换言之,在民初到抗日战争开始的三十年间,我们的文化教育,正如孙中山先生所说的,还在“军政时期”。他那时所说的“民智未开”,是说国人文盲太多,对于民权和民主,实在还没有个人自主的思辨能力,故要先求军政的统一,所以叫“军政时期”。同时,要积极提倡教育的普及,使大家明白真正的民主是什么,这便叫作“训政时期”。所以在这个阶段,随军所在的政治工作,也就到处办“民众识字班”,张贴大字的“壁报”,借此以开发民智,以补公私立学校教育的不足。这种“壁报”,也就是后来诸位所讲的“大字报”的前身,有民间文艺,有民意言论等等。当然,我所说这一时期,也有人叫它是大革命时期,是两党合作阶段的先后期,各地所谓“农会”“工会”“妇女会”等的成立,“地方自治”“乡村自治”等的宣传推广,都在这个时期。

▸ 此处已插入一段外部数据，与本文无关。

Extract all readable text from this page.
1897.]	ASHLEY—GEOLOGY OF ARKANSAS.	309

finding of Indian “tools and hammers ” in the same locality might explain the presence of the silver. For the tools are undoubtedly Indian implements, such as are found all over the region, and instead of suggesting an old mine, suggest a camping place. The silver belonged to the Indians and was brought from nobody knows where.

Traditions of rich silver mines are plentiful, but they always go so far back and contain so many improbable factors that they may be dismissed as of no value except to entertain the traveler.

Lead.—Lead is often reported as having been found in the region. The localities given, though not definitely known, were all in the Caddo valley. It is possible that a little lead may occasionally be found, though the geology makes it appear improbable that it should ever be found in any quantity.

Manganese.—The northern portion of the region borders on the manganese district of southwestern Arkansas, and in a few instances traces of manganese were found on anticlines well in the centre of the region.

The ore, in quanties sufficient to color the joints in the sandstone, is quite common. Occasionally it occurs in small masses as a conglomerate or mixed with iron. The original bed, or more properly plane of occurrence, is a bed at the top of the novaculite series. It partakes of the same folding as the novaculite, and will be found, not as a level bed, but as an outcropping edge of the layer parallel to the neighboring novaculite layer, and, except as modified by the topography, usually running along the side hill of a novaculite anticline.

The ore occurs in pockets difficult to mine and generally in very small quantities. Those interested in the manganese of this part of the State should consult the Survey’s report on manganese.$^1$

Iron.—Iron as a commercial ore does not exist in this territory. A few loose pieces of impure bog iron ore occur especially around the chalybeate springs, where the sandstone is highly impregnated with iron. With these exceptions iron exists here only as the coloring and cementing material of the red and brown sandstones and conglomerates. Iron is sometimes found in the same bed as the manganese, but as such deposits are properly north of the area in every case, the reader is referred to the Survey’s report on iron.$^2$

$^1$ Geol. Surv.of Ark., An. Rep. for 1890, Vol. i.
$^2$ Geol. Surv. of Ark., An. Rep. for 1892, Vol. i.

在这同一时期,外侮“蚕食”的侵略,与清末差不多,压力甚大。列强敌国的日本,随时都在施展“鲸吞”的外交手段,并非只求“蚕食”了。在这种时局情势之下,整个国家民族都处在寝食难安的状态中,异常紊乱,所以对于全民的文化教育,可想而知就更无余力能及了。祸患随之而来的三十年中,又有两党分裂,两党中党内有党,党内又各自有派系,而且党内党外知识分子的思想分歧,外来的学说和传统固执的意识,也随之莫衷一是,紊乱如麻。

这时正反两派,口诛笔伐的地盘,大多在上海一隅和香港,这两地几乎足以代表了全国。因为上海还有英法等外国租界的“治外法权”,香港还是英国的租借地,可以借此以避祸害。所以在民初三十年间,一切正反派的言论报刊,都以上海、香港为革命或反革命的温室基地。

接着便是“九一八事变”“七七事变”的发生,对日抗战的战火点燃了,终于迫使国民政府撤到大后方的重庆,将全国分为十二个战区,全民奋起而抗日。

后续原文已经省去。